Efficacy of Scalable Airline-led Contrail Avoidance
Abstract. Contrails account for a large portion of aviation's contribution to anthropogenic climate change. Navigational contrail avoidance is a promising solution to mitigate the warming caused by contrails. Prior trials testing navigational contrail avoidance have relied on bespoke integrations of contrail forecasts into airline operations. Here, we use a randomized control trial to test the feasibility of dispatcher-led contrail avoidance integrated into standard flight planning operations using a workflow that scales to an airline's entire network. We validated the efficacy of this intervention using satellite imagery and an automated flight-contrail attribution algorithm.
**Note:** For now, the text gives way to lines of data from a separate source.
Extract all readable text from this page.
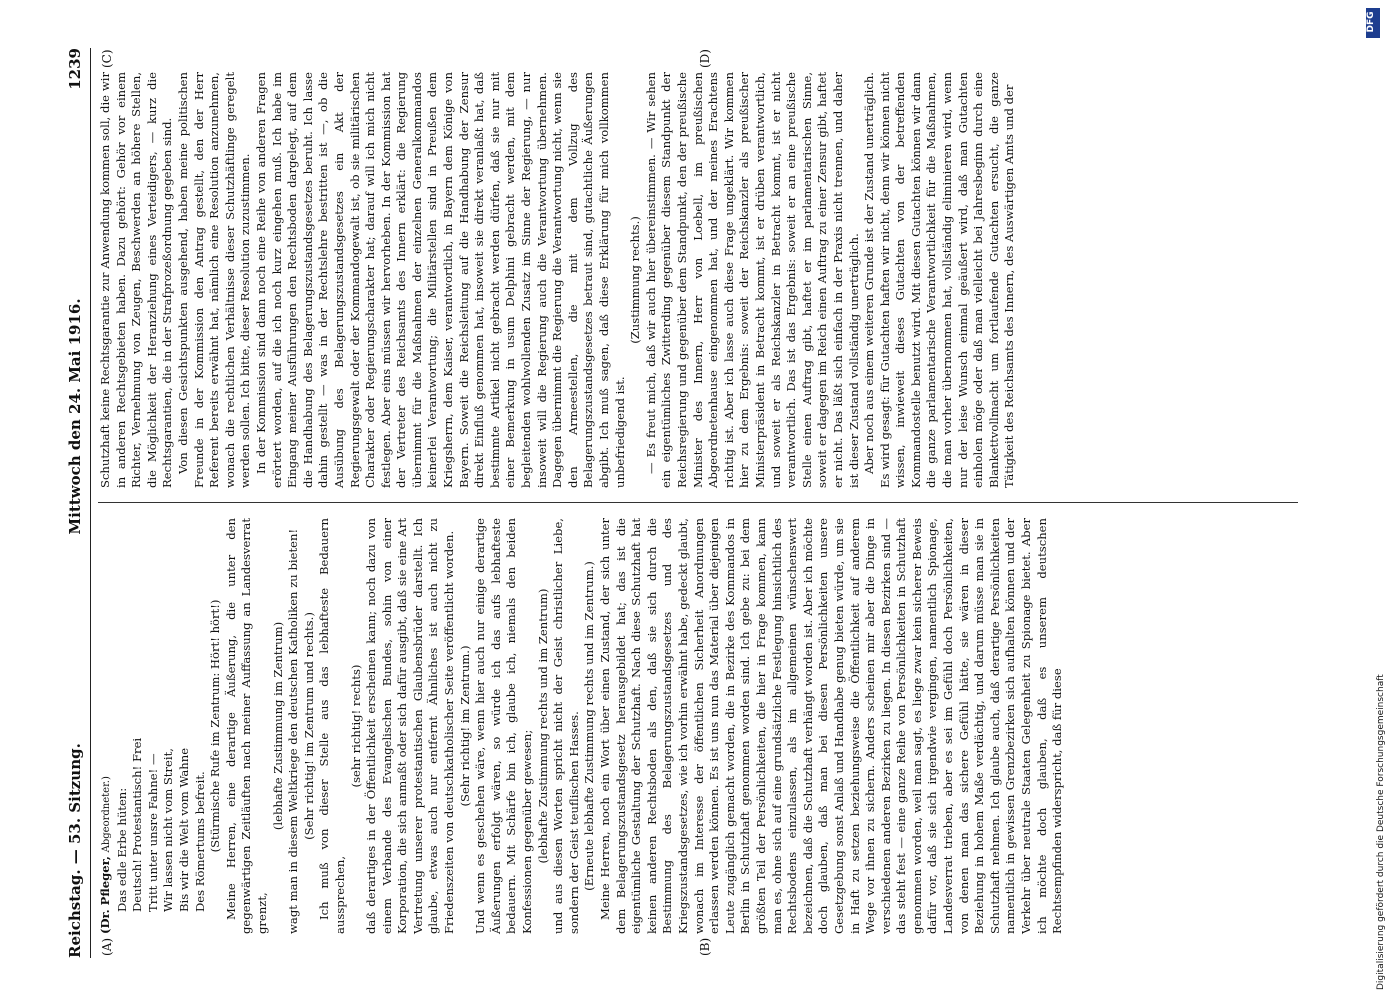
Reichstag. — 53. Sitzung.
Mittwoch den 24. Mai 1916.
1239
(A)	(B)
(C)	(D)

(Dr. Pfleger, Abgeordneter.) Das edle Erbe hüten: Deutsch! Protestantisch! Frei Tritt unter unsre Fahne! — Wir lassen nicht vom Streit, Bis wir die Welt vom Wahne Des Römertums befreit. (Stürmische Rufe im Zentrum: Hört! hört!) Meine Herren, eine derartige Äußerung, die unter den gegenwärtigen Zeitläuften nach meiner Auffassung an Landesverrat grenzt,

(lebhafte Zustimmung im Zentrum) wagt man in diesem Weltkriege den deutschen Katholiken zu bieten! (Sehr richtig! im Zentrum und rechts.) Ich muß von dieser Stelle aus das lebhafteste Bedauern aussprechen,

(sehr richtig! rechts) daß derartiges in der Öffentlichkeit erscheinen kann; noch dazu von einem Verbande des Evangelischen Bundes, sohin von einer Korporation, die sich anmaßt oder sich dafür ausgibt, daß sie eine Art Vertretung unserer protestantischen Glaubensbrüder darstellt. Ich glaube, etwas auch nur entfernt Ähnliches ist auch nicht zu Friedenszeiten von deutschkatholischer Seite veröffentlicht worden. (Sehr richtig! im Zentrum.) Und wenn es geschehen wäre, wenn hier auch nur einige derartige Äußerungen erfolgt wären, so würde ich das aufs lebhafteste bedauern. Mit Schärfe bin ich, glaube ich, niemals den beiden Konfessionen gegenüber gewesen; (lebhafte Zustimmung rechts und im Zentrum) und aus diesen Worten spricht nicht der Geist christlicher Liebe, sondern der Geist teuflischen Hasses. (Erneute lebhafte Zustimmung rechts und im Zentrum.) Meine Herren, noch ein Wort über einen Zustand, der sich unter dem Belagerungszustandsgesetz herausgebildet hat; das ist die eigentümliche Gestaltung der Schutzhaft. Nach diese Schutzhaft hat keinen anderen Rechtsboden als den, daß sie sich durch die Bestimmung des Belagerungszustandsgesetzes und des Kriegszustandsgesetzes, wie ich vorhin erwähnt habe, gedeckt glaubt, wonach im Interesse der öffentlichen Sicherheit Anordnungen erlassen werden können. Es ist uns nun das Material über diejenigen Leute zugänglich gemacht worden, die in Bezirke des Kommandos in Berlin in Schutzhaft genommen worden sind. Ich gebe zu: bei dem größten Teil der Persönlichkeiten, die hier in Frage kommen, kann man es, ohne sich auf eine grundsätzliche Festlegung hinsichtlich des Rechtsbodens einzulassen, als im allgemeinen wünschenswert bezeichnen, daß die Schutzhaft verhängt worden ist. Aber ich möchte doch glauben, daß man bei diesen Persönlichkeiten unsere Gesetzgebung sonst Anlaß und Handhabe genug bieten würde, um sie in Haft zu setzen beziehungsweise die Öffentlichkeit auf anderem Wege vor ihnen zu sichern. Anders scheinen mir aber die Dinge in verschiedenen anderen Bezirken zu liegen. In diesen Bezirken sind — das steht fest — eine ganze Reihe von Persönlichkeiten in Schutzhaft genommen worden, weil man sagt, es liege zwar kein sicherer Beweis dafür vor, daß sie sich irgendwie vergingen, namentlich Spionage, Landesverrat trieben, aber es sei im Gefühl doch Persönlichkeiten, von denen man das sichere Gefühl hätte, sie wären in dieser Beziehung in hohem Maße verdächtig, und darum müsse man sie in Schutzhaft nehmen. Ich glaube auch, daß derartige Persönlichkeiten namentlich in gewissen Grenzbezirken sich aufhalten können und der Verkehr über neutrale Staaten Gelegenheit zu Spionage bietet. Aber ich möchte doch glauben, daß es unserem deutschen Rechtsempfinden widerspricht, daß für diese

Schutzhaft keine Rechtsgarantie zur Anwendung kommen soll, die wir in anderen Rechtsgebieten haben. Dazu gehört: Gehör vor einem Richter, Vernehmung von Zeugen, Beschwerden an höhere Stellen, die Möglichkeit der Heranziehung eines Verteidigers, — kurz die Rechtsgarantien, die in der Strafprozeßordnung gegeben sind. Von diesen Gesichtspunkten ausgehend, haben meine politischen Freunde in der Kommission den Antrag gestellt, den der Herr Referent bereits erwähnt hat, nämlich eine Resolution anzunehmen, wonach die rechtlichen Verhältnisse dieser Schutzhäftlinge geregelt werden sollen. Ich bitte, dieser Resolution zuzustimmen. In der Kommission sind dann noch eine Reihe von anderen Fragen erörtert worden, auf die ich noch kurz eingehen muß. Ich habe im Eingang meiner Ausführungen den Rechtsboden dargelegt, auf dem die Handhabung des Belagerungszustandsgesetzes beruht. Ich lasse dahin gestellt — was in der Rechtslehre bestritten ist —, ob die Ausübung des Belagerungszustandsgesetzes ein Akt der Regierungsgewalt oder der Kommandogewalt ist, ob sie militärischen Charakter oder Regierungscharakter hat; darauf will ich mich nicht festlegen. Aber eins müssen wir hervorheben. In der Kommission hat der Vertreter des Reichsamts des Innern erklärt: die Regierung übernimmt für die Maßnahmen der einzelnen Generalkommandos keinerlei Verantwortung; die Militärstellen sind in Preußen dem Kriegsherrn, dem Kaiser, verantwortlich, in Bayern dem Könige von Bayern. Soweit die Reichsleitung auf die Handhabung der Zensur direkt Einfluß genommen hat, insoweit sie direkt veranlaßt hat, daß bestimmte Artikel nicht gebracht werden dürfen, daß sie nur mit einer Bemerkung in usum Delphini gebracht werden, mit dem begleitenden wohlwollenden Zusatz im Sinne der Regierung, — nur insoweit will die Regierung auch die Verantwortung übernehmen. Dagegen übernimmt die Regierung die Verantwortung nicht, wenn sie den Armeestellen, die mit dem Vollzug des Belagerungszustandsgesetzes betraut sind, gutachtliche Äußerungen abgibt. Ich muß sagen, daß diese Erklärung für mich vollkommen unbefriedigend ist.

(Zustimmung rechts.) — Es freut mich, daß wir auch hier übereinstimmen. — Wir sehen ein eigentümliches Zwitterding gegenüber diesem Standpunkt der Reichsregierung und gegenüber dem Standpunkt, den der preußische Minister des Innern, Herr von Loebell, im preußischen Abgeordnetenhause eingenommen hat, und der meines Erachtens richtig ist. Aber ich lasse auch diese Frage ungeklärt. Wir kommen hier zu dem Ergebnis: soweit der Reichskanzler als preußischer Ministerpräsident in Betracht kommt, ist er drüben verantwortlich, und soweit er als Reichskanzler in Betracht kommt, ist er nicht verantwortlich. Das ist das Ergebnis: soweit er an eine preußische Stelle einen Auftrag gibt, haftet er im parlamentarischen Sinne, soweit er dagegen im Reich einen Auftrag zu einer Zensur gibt, haftet er nicht. Das läßt sich einfach in der Praxis nicht trennen, und daher ist dieser Zustand vollständig unerträglich. Aber noch aus einem weiteren Grunde ist der Zustand unerträglich. Es wird gesagt: für Gutachten haften wir nicht, denn wir können nicht wissen, inwieweit dieses Gutachten von der betreffenden Kommandostelle benutzt wird. Mit diesen Gutachten können wir dann die ganze parlamentarische Verantwortlichkeit für die Maßnahmen, die man vorher übernommen hat, vollständig eliminieren wird, wenn nur der leise Wunsch einmal geäußert wird, daß man Gutachten einholen möge oder daß man vielleicht bei Jahresbeginn durch eine Blankettvollmacht um fortlaufende Gutachten ersucht, die ganze Tätigkeit des Reichsamts des Innern, des Auswärtigen Amts und der

DFG
Digitalisierung gefördert durch die Deutsche Forschungsgemeinschaft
Using this system, we observed an 11.6 % reduction in contrail formation rate for the 1232 flights marked as eligible for contrail avoidance (intent-to-treat) relative to the flights in the control group (p = 0.011). In the 112 flights that flew contrail avoidance as planned (per-protocol flights), we observed a 62.0 % lower contrail formation rate relative to the flights in the control group (p < 0.001). No statistically significant difference in fuel usage was observed between the two groups.
Competing interests: As denoted by their affiliations, some authors are employed by Google LLC, Flightkeys GmbH, and American Airlines. Contrails.org is operated by Breakthrough Energy, a family of organizations and activities committed to transitioning the world to net zero by 2050. All other authors declare no competing interests.